Я добросовестно смотрю — и все равно не понимаю, к чему он клонит. Обычная манера Лолия: что-то обдумывает про себя, а вслух выдает готовый вывод…

— Надо бы их поменять местами, — поясняет Лолий.

Ах, вот он о чем! Действительно… Щуплый маленький Рзаев, семенящий в шеренге за нами, едва не сгибается под тяжестью лопаты. Трудно ему работать в карьере. А здоровяк Богомолов, что называется косая сажень в плечах, — человек привилегированный, санитар. Лениво плетется он со своей сумкой по обочине за Никешиным. Богомолову не надо кидать песок на платформу, он будет посиживать, полеживать в тени, пока мы вкалываем. И я уже готов отпустить ироническое замечание насчет «непыльной» богомоловской службы, но вовремя припоминаю, что ведь и у меня до недавнего времени служба была не из «пыльных». Все относительно…

— А ты бы хотел быть на месте Богомолова? — спрашиваю я.

Лолий вдруг сутулится, шаркает сапогами, нижняя челюсть его отвисает, взгляд становится сонным, неподвижным. Я смеюсь: до чего похож!
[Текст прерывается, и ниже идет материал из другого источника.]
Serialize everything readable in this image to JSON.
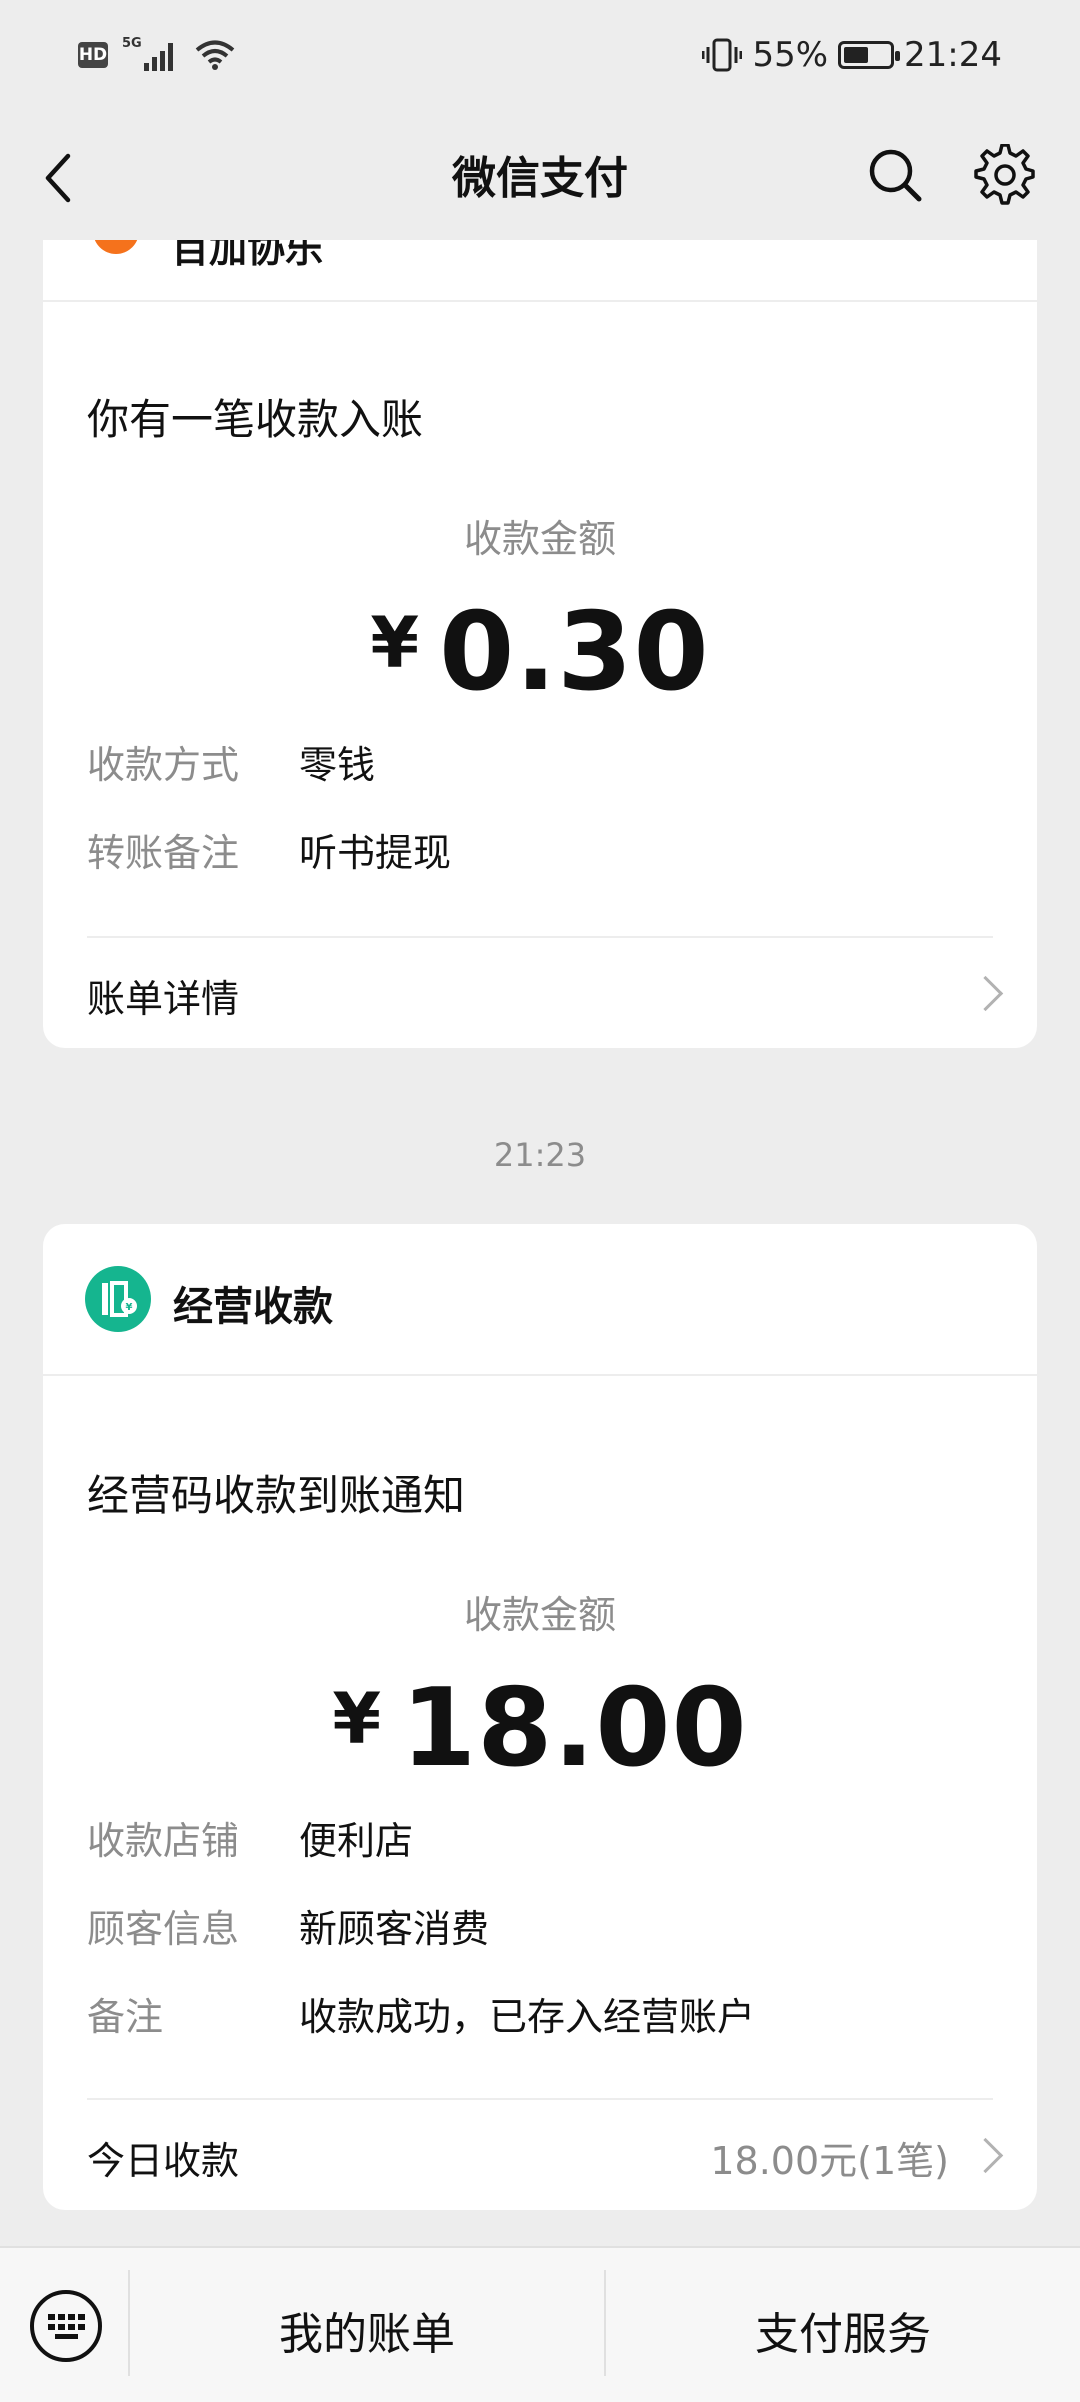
{
  "status_bar": {
    "hd": "HD",
    "network": "5G",
    "battery": "55%",
    "time": "21:24",
    "battery_level": 0.55
  },
  "header": {
    "title": "微信支付"
  },
  "card1": {
    "header_text": "百加协乐",
    "notice_title": "你有一笔收款入账",
    "amount_caption": "收款金额",
    "currency": "¥",
    "amount": "0.30",
    "rows": [
      {
        "label": "收款方式",
        "value": "零钱"
      },
      {
        "label": "转账备注",
        "value": "听书提现"
      }
    ],
    "footer_label": "账单详情"
  },
  "timestamp": "21:23",
  "card2": {
    "app_name": "经营收款",
    "notice_title": "经营码收款到账通知",
    "amount_caption": "收款金额",
    "currency": "¥",
    "amount": "18.00",
    "rows": [
      {
        "label": "收款店铺",
        "value": "便利店"
      },
      {
        "label": "顾客信息",
        "value": "新顾客消费"
      },
      {
        "label": "备注",
        "value": "收款成功，已存入经营账户"
      }
    ],
    "footer_label": "今日收款",
    "footer_value": "18.00元(1笔)",
    "icon_color": "#15b58f"
  },
  "bottom_bar": {
    "my_bills": "我的账单",
    "pay_services": "支付服务"
  },
  "colors": {
    "background": "#ededed",
    "card": "#ffffff",
    "secondary_text": "#8c8c8c",
    "accent_green": "#15b58f",
    "orange_icon": "#f5721c"
  }
}
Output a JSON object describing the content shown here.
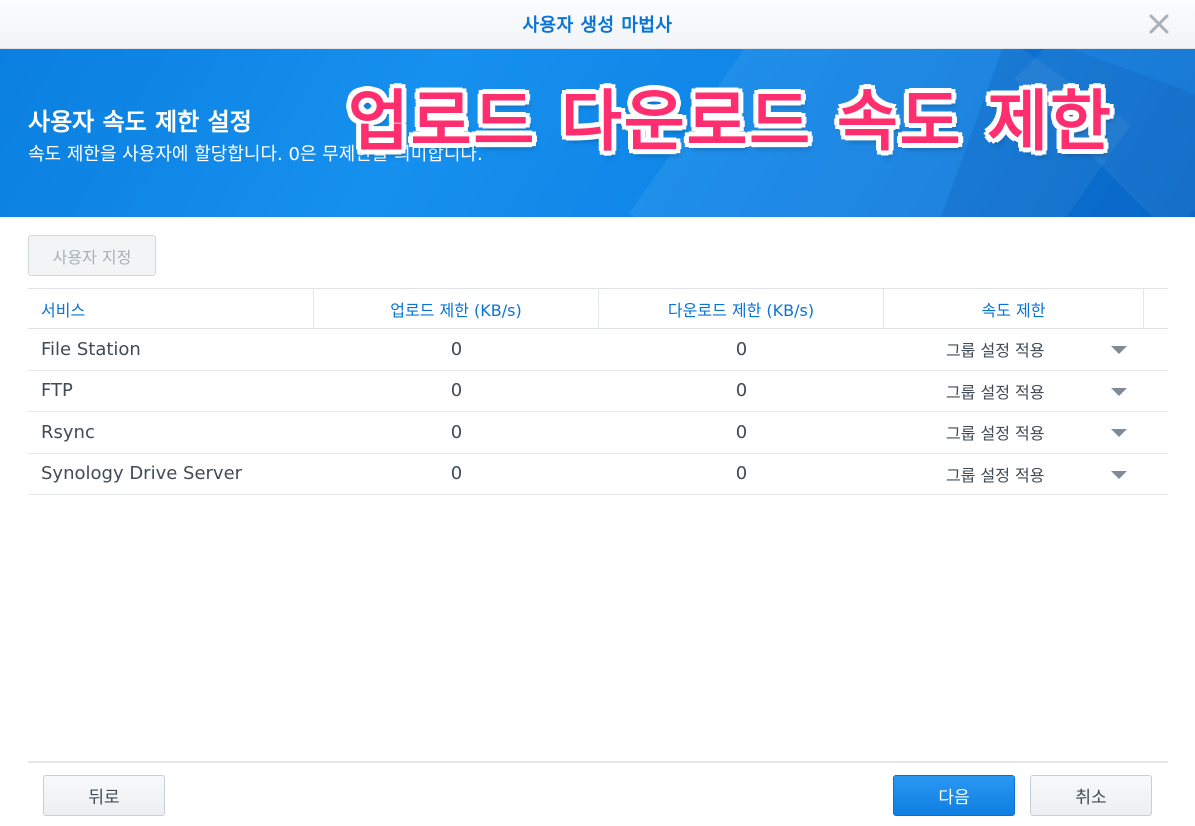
{
  "window": {
    "title": "사용자 생성 마법사"
  },
  "banner": {
    "heading": "사용자 속도 제한 설정",
    "description": "속도 제한을 사용자에 할당합니다. 0은 무제한을 의미합니다.",
    "overlay_caption": "업로드 다운로드 속도 제한"
  },
  "toolbar": {
    "custom_label": "사용자 지정"
  },
  "table": {
    "columns": [
      "서비스",
      "업로드 제한 (KB/s)",
      "다운로드 제한 (KB/s)",
      "속도 제한"
    ],
    "rows": [
      {
        "service": "File Station",
        "upload": "0",
        "download": "0",
        "limit": "그룹 설정 적용"
      },
      {
        "service": "FTP",
        "upload": "0",
        "download": "0",
        "limit": "그룹 설정 적용"
      },
      {
        "service": "Rsync",
        "upload": "0",
        "download": "0",
        "limit": "그룹 설정 적용"
      },
      {
        "service": "Synology Drive Server",
        "upload": "0",
        "download": "0",
        "limit": "그룹 설정 적용"
      }
    ]
  },
  "footer": {
    "back_label": "뒤로",
    "next_label": "다음",
    "cancel_label": "취소"
  },
  "colors": {
    "accent": "#0a74d6",
    "overlay_text": "#ff2e6e",
    "banner": "#1690ee"
  },
  "icons": {
    "close": "close-icon",
    "dropdown": "chevron-down-icon"
  }
}
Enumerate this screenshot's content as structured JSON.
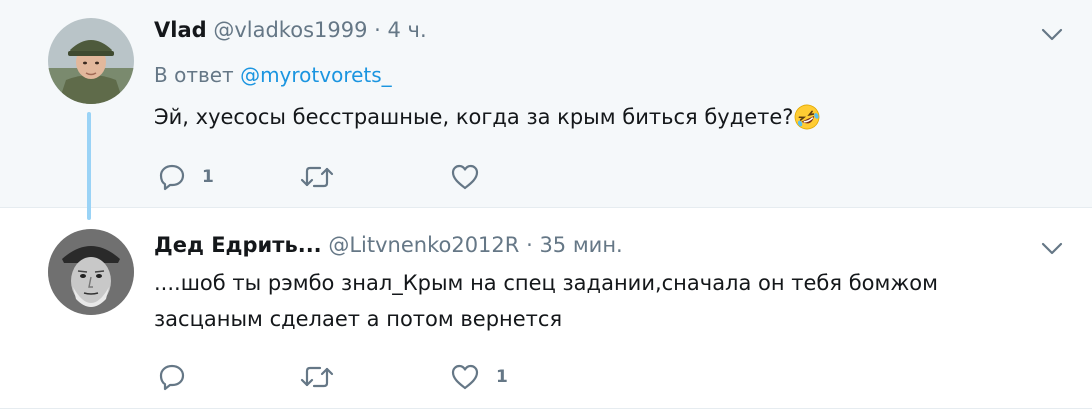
{
  "tweets": [
    {
      "author_name": "Vlad",
      "handle": "@vladkos1999",
      "separator": "·",
      "time": "4 ч.",
      "reply_prefix": "В ответ",
      "reply_mention": "@myrotvorets_",
      "text": "Эй, хуесосы бесстрашные, когда за крым биться будете?",
      "emoji": "rolling-on-floor-laughing",
      "reply_count": "1",
      "retweet_count": "",
      "like_count": ""
    },
    {
      "author_name": "Дед Едрить...",
      "handle": "@Litvnenko2012R",
      "separator": "·",
      "time": "35 мин.",
      "text": "....шоб ты рэмбо знал_Крым на спец задании,сначала он тебя бомжом засцаным сделает а потом вернется",
      "reply_count": "",
      "retweet_count": "",
      "like_count": "1"
    }
  ],
  "icons": {
    "reply": "reply-icon",
    "retweet": "retweet-icon",
    "like": "heart-icon",
    "menu": "chevron-down-icon"
  },
  "colors": {
    "thread_line": "#9ad3f6",
    "mention": "#1b95e0",
    "muted": "#657786",
    "text": "#14171a",
    "highlight_bg": "#f5f8fa"
  }
}
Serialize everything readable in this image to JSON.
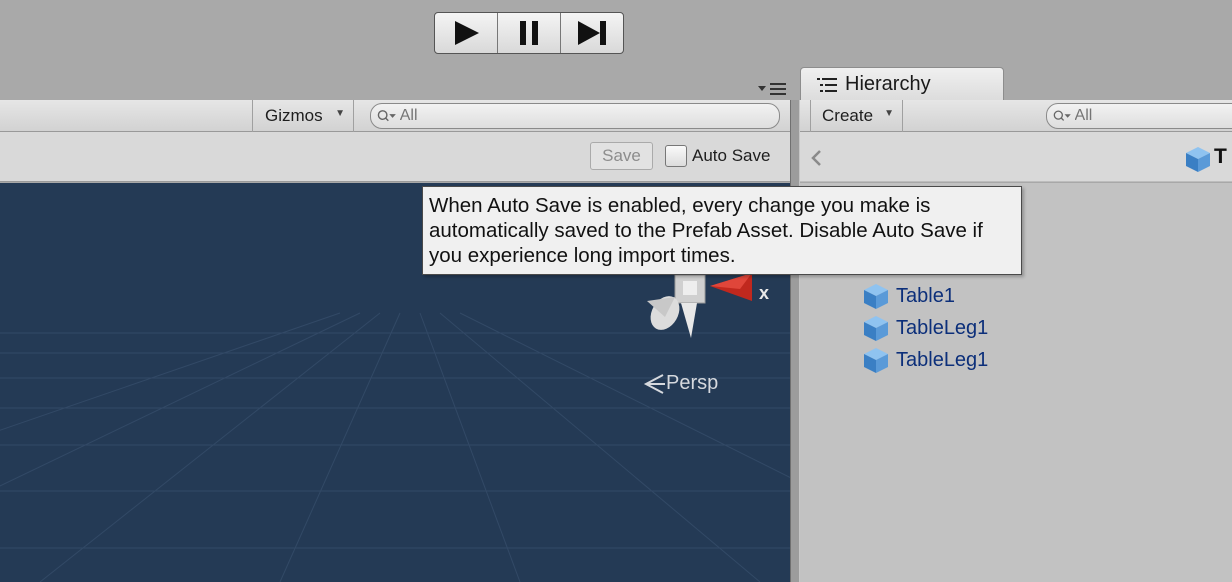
{
  "toolbar": {
    "play_icon": "play-icon",
    "pause_icon": "pause-icon",
    "step_icon": "step-icon"
  },
  "scene": {
    "gizmos_label": "Gizmos",
    "search_placeholder": "All",
    "save_label": "Save",
    "auto_save_label": "Auto Save",
    "auto_save_checked": false,
    "persp_label": "Persp",
    "axis_x_label": "x"
  },
  "tooltip": {
    "text": "When Auto Save is enabled, every change you make is automatically saved to the Prefab Asset. Disable Auto Save if you experience long import times."
  },
  "hierarchy": {
    "tab_label": "Hierarchy",
    "create_label": "Create",
    "search_placeholder": "All",
    "breadcrumb_label": "T",
    "items": [
      {
        "label": "Table1"
      },
      {
        "label": "TableLeg1"
      },
      {
        "label": "TableLeg1"
      }
    ]
  },
  "colors": {
    "viewport_bg": "#243a55",
    "hierarchy_item_text": "#0c2f7a",
    "gizmo_x_axis": "#c0281e"
  }
}
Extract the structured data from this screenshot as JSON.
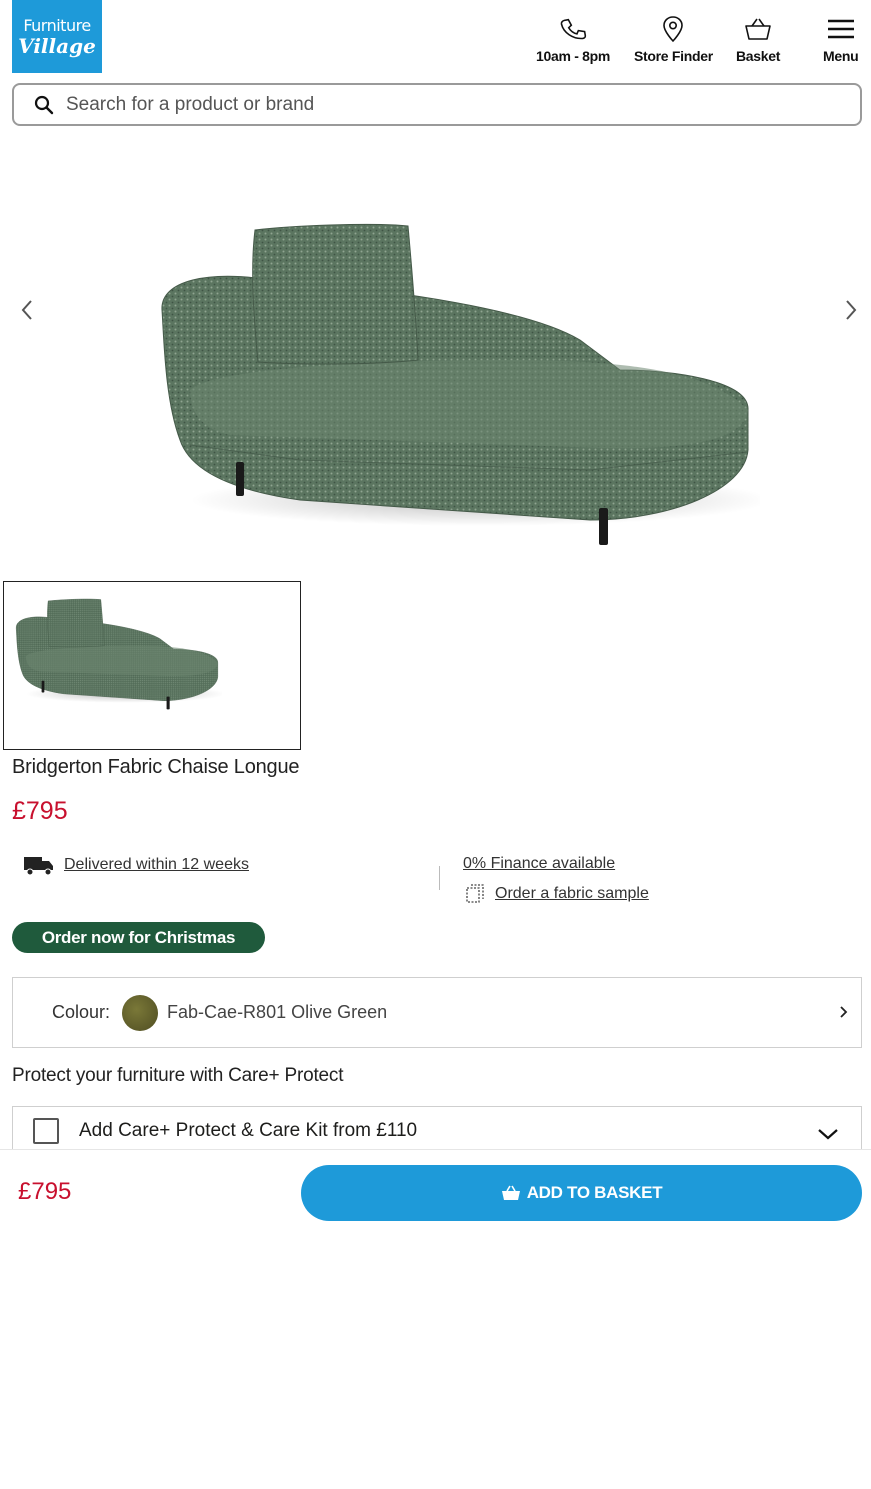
{
  "header": {
    "logo_line1": "Furniture",
    "logo_line2": "Village",
    "nav": [
      {
        "label": "10am - 8pm",
        "icon": "phone-icon"
      },
      {
        "label": "Store Finder",
        "icon": "location-pin-icon"
      },
      {
        "label": "Basket",
        "icon": "basket-icon"
      },
      {
        "label": "Menu",
        "icon": "hamburger-menu-icon"
      }
    ]
  },
  "search": {
    "placeholder": "Search for a product or brand",
    "icon": "search-icon"
  },
  "gallery": {
    "prev_icon": "chevron-left-icon",
    "next_icon": "chevron-right-icon"
  },
  "product": {
    "title": "Bridgerton Fabric Chaise Longue",
    "price": "£795",
    "delivery": "Delivered within 12 weeks",
    "finance": "0% Finance available",
    "sample": "Order a fabric sample",
    "badge": "Order now for Christmas"
  },
  "colour": {
    "label": "Colour:",
    "value": "Fab-Cae-R801 Olive Green",
    "swatch_color": "#5f5d2c"
  },
  "care": {
    "title": "Protect your furniture with Care+ Protect",
    "option": "Add Care+ Protect & Care Kit from £110"
  },
  "sticky": {
    "price": "£795",
    "button": "ADD TO BASKET"
  },
  "colors": {
    "brand_blue": "#1e9ad9",
    "price_red": "#c8102e",
    "badge_green": "#1f5a3c",
    "sofa_green": "#5b7560"
  }
}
— Это я примерился, — улыбается Лолий, закончив «этюд». — Нет, не хочу. А Богомолов, между прочим, не виноват. Во-первых, такая служба. Во-вторых, не привычен к чтению, чтобы заполнять пустоту.

— Но ты-то привычен. Представь себе, сколько бы книг прочел, будь ты на его месте! Вон ты больше недели читаешь «Испанский театр»…

— Одной книгой больше, одной меньше — не в этом дело.

— Как же не в этом? — наседаю я. — Сам твердишь, что главное назначение человека в познании…

— А разве наша работа в карьере — не познание?

Я с сомнением качаю головой. Уж если что и познаёшь там, так ломоту в пояснице.

— Вчера, когда нагрузили третий состав, — говорит Лолий, — я спрашиваю у этого, Никитина: «Слушай, ты не богат махоркой?» А он стоял ко мне спиной. Не оборачивается, не отвечает, и вижу — у него затылок стал какой-то напряженный.

— Так его же вчера назначили командиром отделения.

— Вот-вот. А я не знал и обратился запросто. Очень красноречивый был затылок.

Мерно колышется строй. Мы идем лесной дорогой в карьер. Поблескивают на утреннем солнце лопаты.

Лолий умолк, задумался о чем-то своем. А ведь скоро уже осень, думаю я, Лолий демобилизуется, уедет — как же я еще целый год буду служить без него?..

— Боровков, а Боровков, — слышу я голос Кривды, известного во взводе трепача и насмешника. — Дай лопату на минутку.

— Зачем?

— Комара у тебя на лбу пристукну.

Взрыв смеха.

— Да иди ты!.. — беззлобно посылает Боровков.

У него непропорционально маленькая голова и глазки, всегда полуприкрытые тяжелыми веками.

— Разговоры в строю! — по долгу службы прикрикивает помкомвзвода Никешин.

— У-у, кровопивец! — не унимается Кривда. — Жрет нашего Боровкова, нехорошая насекомая. А вот кто скажет: почему у комара голос тонкий?

— Почему? — спрашивает простодушный Агапкин.

— А потому, что у него голос, как у тебя в ж… волос, — выпаливает Кривда под новый взрыв смеха.